Another politician under close scrutiny is the liberal candidate Aguirre, who served in the Lugo administration as communications minister from 2008 to 2011. Eventually, he was dismissed by the president on suspicions of embezzlement. Like Cartes, Aguirre has no political program, and his only election pledge is to create 5,000 jobs in agriculture. He is accused by the Colorado Party of accepting donations from transnationals and from Argentina and Uruguay. Those allegations were fueled by his recent meeting with Uruguayan President José Mujica, during which the two men reportedly discussed the possibility of selling off one of the Paraguayan airports.
With their strong connections in the US Congress and support from transnationals, the liberals look set to carry on with their policy of looting the country. However, they lack the financial resources of Cartes to buy off the talent. Cartes, for his part, is said to have paid his way into the ANR/Colorado Party, as well as for his status as a member with a long enough track record to run as a candidate, according to trade union leader Bernardo Rojas.

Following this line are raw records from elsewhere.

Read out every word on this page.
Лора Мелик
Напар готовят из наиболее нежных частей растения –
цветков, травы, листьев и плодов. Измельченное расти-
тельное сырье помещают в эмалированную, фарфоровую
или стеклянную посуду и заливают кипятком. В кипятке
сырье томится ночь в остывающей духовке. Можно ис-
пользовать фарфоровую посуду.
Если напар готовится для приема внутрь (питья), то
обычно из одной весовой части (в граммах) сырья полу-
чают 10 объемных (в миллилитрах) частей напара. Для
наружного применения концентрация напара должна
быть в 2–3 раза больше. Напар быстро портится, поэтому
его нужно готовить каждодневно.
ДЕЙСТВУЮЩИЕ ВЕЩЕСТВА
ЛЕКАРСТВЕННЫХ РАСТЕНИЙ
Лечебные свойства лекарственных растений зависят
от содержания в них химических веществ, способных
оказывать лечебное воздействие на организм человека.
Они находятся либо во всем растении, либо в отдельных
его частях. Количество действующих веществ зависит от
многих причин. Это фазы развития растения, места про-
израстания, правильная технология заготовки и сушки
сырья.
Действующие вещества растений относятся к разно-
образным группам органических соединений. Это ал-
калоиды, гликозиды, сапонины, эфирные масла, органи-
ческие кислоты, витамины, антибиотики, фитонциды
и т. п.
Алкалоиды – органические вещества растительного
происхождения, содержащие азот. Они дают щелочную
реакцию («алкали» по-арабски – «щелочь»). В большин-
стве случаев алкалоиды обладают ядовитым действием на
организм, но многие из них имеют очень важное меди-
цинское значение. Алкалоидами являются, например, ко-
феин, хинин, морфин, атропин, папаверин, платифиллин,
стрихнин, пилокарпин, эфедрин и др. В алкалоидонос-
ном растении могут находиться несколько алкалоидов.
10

The famous Paraguayan author Augusto Roa Bastos once said: "In every nation, there exists a person that can singlehandedly compensate for the deficiencies of all their fellow countrymen. In moments when humanity finds itself in a state of decadence, such exceptional people are always turned to as a point of reference." One wonders why in Paraguay it's taking so long for this person to arrive.